Constructing Conductive Channels between Platinum Nanoparticles and Graphitic Carbon Nitride by Gamma Irradiation for an Enhanced Oxygen Reduction Reaction.

Electrocatalytic performance of low-cost graphitic carbon nitride (g-C3N4) is greatly limited by its conductivity. In this work, an innovative method, gamma irradiation technology, was used to efficiently synthesize g-C3N4/Pt nanoparticle (CN/Pt) nanocomposites, which can construct conductive channels between the nanostructure g-C3N4 and supported platinum nanoparticles (PtNPs).
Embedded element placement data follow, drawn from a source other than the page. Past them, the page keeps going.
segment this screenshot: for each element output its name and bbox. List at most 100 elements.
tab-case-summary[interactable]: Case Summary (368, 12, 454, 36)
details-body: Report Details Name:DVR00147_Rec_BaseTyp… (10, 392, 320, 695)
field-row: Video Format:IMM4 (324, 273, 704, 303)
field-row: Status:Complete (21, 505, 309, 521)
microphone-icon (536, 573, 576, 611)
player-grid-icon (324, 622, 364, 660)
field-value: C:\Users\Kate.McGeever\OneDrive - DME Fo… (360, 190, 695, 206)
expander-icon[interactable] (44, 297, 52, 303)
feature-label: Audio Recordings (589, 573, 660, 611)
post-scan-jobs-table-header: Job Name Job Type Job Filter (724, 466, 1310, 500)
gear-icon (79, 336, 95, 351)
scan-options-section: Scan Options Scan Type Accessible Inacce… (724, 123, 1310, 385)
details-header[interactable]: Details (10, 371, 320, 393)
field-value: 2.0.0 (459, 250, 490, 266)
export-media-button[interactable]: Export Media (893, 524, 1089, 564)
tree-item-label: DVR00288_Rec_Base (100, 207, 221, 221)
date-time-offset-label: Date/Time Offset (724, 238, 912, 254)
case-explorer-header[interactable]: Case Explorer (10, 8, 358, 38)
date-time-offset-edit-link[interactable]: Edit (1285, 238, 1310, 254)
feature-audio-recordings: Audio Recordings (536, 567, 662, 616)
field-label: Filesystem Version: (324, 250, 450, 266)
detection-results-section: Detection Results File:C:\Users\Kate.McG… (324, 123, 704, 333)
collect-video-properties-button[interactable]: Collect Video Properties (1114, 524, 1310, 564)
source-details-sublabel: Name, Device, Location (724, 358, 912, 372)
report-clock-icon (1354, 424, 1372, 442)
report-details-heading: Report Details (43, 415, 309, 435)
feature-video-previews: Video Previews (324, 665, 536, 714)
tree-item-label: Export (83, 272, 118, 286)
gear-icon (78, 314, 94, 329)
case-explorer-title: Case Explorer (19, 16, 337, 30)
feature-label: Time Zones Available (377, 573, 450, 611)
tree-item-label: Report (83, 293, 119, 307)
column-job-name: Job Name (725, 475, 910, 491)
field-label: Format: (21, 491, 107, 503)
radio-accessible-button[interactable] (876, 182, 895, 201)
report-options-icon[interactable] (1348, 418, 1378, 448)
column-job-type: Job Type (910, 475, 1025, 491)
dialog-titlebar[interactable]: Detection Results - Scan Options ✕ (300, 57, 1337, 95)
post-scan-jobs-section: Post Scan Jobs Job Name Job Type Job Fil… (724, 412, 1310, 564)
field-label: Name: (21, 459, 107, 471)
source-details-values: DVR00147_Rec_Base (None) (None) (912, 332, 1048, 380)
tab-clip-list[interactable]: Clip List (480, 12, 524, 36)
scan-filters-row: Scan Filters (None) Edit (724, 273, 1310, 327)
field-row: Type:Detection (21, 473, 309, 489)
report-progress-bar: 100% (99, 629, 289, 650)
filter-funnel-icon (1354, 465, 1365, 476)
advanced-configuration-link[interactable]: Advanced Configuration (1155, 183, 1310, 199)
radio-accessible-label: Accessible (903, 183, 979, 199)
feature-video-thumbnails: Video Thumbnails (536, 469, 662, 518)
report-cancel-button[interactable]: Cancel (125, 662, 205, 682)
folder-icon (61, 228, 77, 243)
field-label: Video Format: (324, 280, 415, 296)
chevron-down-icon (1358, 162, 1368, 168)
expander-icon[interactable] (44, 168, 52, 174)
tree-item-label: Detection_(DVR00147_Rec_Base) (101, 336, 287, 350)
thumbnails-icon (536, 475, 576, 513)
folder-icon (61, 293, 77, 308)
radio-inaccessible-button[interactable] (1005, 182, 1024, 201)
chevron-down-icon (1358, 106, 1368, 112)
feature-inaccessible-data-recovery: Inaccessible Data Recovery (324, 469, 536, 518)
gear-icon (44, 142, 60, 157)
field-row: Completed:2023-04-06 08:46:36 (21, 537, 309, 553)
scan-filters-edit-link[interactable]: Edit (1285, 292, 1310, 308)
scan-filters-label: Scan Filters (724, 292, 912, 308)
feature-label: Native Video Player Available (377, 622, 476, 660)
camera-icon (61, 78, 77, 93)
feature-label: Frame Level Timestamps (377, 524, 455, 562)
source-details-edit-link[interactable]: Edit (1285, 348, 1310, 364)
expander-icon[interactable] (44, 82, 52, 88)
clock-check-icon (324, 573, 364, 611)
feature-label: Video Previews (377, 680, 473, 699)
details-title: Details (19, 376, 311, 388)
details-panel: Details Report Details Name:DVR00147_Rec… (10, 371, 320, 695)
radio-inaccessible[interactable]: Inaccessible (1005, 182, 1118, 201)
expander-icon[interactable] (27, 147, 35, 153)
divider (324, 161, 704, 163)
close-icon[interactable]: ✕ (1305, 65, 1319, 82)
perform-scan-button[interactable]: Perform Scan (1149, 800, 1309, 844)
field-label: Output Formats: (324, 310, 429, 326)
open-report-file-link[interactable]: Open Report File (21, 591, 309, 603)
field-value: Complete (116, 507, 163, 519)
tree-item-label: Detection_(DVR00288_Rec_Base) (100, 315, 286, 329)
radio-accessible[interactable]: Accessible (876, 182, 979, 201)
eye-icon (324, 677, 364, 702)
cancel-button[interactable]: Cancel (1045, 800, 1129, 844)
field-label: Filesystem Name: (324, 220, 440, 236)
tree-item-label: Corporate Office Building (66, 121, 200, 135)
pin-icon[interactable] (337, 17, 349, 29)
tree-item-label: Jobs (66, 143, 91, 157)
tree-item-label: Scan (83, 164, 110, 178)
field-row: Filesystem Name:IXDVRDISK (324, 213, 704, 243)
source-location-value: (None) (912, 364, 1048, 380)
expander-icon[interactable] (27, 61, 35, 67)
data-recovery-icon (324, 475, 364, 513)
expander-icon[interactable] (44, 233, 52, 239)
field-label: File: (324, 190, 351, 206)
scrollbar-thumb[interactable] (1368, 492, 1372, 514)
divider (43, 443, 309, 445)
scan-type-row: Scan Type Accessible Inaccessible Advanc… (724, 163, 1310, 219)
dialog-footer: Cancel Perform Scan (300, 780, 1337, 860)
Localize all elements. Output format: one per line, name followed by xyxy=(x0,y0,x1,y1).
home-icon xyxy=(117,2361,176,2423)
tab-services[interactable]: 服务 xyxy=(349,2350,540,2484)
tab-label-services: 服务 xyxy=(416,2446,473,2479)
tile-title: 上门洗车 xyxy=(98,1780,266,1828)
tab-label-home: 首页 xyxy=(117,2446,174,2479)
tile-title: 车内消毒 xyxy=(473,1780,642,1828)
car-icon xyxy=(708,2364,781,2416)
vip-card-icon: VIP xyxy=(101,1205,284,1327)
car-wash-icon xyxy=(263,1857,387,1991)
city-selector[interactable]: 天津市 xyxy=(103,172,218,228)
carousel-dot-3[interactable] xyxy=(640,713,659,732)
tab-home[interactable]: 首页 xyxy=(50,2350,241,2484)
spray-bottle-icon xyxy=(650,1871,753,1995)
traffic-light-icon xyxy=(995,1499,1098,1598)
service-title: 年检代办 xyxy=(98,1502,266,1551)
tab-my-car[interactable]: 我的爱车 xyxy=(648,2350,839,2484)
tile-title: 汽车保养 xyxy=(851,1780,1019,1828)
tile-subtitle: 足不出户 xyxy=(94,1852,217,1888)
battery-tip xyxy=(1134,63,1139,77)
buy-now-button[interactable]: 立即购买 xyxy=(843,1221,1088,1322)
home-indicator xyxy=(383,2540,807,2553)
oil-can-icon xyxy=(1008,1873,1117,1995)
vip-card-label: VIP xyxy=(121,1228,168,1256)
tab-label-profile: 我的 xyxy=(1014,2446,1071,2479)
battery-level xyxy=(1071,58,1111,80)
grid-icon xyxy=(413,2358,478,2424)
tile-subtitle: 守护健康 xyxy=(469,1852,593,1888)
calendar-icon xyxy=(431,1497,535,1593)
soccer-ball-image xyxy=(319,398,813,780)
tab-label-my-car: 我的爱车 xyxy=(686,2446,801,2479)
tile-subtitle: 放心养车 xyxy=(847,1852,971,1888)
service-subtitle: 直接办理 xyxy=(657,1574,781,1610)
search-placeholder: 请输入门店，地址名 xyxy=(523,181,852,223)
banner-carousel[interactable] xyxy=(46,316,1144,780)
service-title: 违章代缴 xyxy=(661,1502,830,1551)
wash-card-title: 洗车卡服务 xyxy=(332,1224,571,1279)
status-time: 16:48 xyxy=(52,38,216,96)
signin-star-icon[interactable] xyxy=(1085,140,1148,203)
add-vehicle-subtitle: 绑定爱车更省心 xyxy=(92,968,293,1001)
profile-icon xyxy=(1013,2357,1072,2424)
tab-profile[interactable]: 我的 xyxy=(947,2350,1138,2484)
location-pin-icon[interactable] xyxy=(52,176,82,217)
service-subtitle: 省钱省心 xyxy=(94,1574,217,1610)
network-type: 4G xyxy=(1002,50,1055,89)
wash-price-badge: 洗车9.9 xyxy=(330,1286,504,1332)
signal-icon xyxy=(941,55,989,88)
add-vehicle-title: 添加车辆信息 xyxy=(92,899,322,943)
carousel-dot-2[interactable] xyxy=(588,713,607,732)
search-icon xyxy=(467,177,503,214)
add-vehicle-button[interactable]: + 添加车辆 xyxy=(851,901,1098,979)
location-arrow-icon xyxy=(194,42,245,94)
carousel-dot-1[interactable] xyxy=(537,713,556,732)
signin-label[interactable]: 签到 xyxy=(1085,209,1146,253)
Then, the as-prepared CN/Pt nanocomposites were applied in the oxygen reduction reaction (ORR) as an electrocatalyst, which shows a small Tafel slope and the fast four-electron transfer path in the ORR. The oxygen reduction performance over the CN/Pt nanocomposite is much superior to that of the commercial Pt/C and mostly reported in g-C3N4-based electrodes. Experimental results have confirmed the fast charge transfer between PtNPs and g-C3N4 through a metal-support interaction, and using gamma irradiation technique to disperse PtNPs on g-C3N4 proves to be an effective strategy to enhance the catalytic performance of g-C3N4 in ORR. Therefore, gamma irradiation may possess great potential for preparing CN/Pt nanocomposites as a highly efficient ORR catalyst.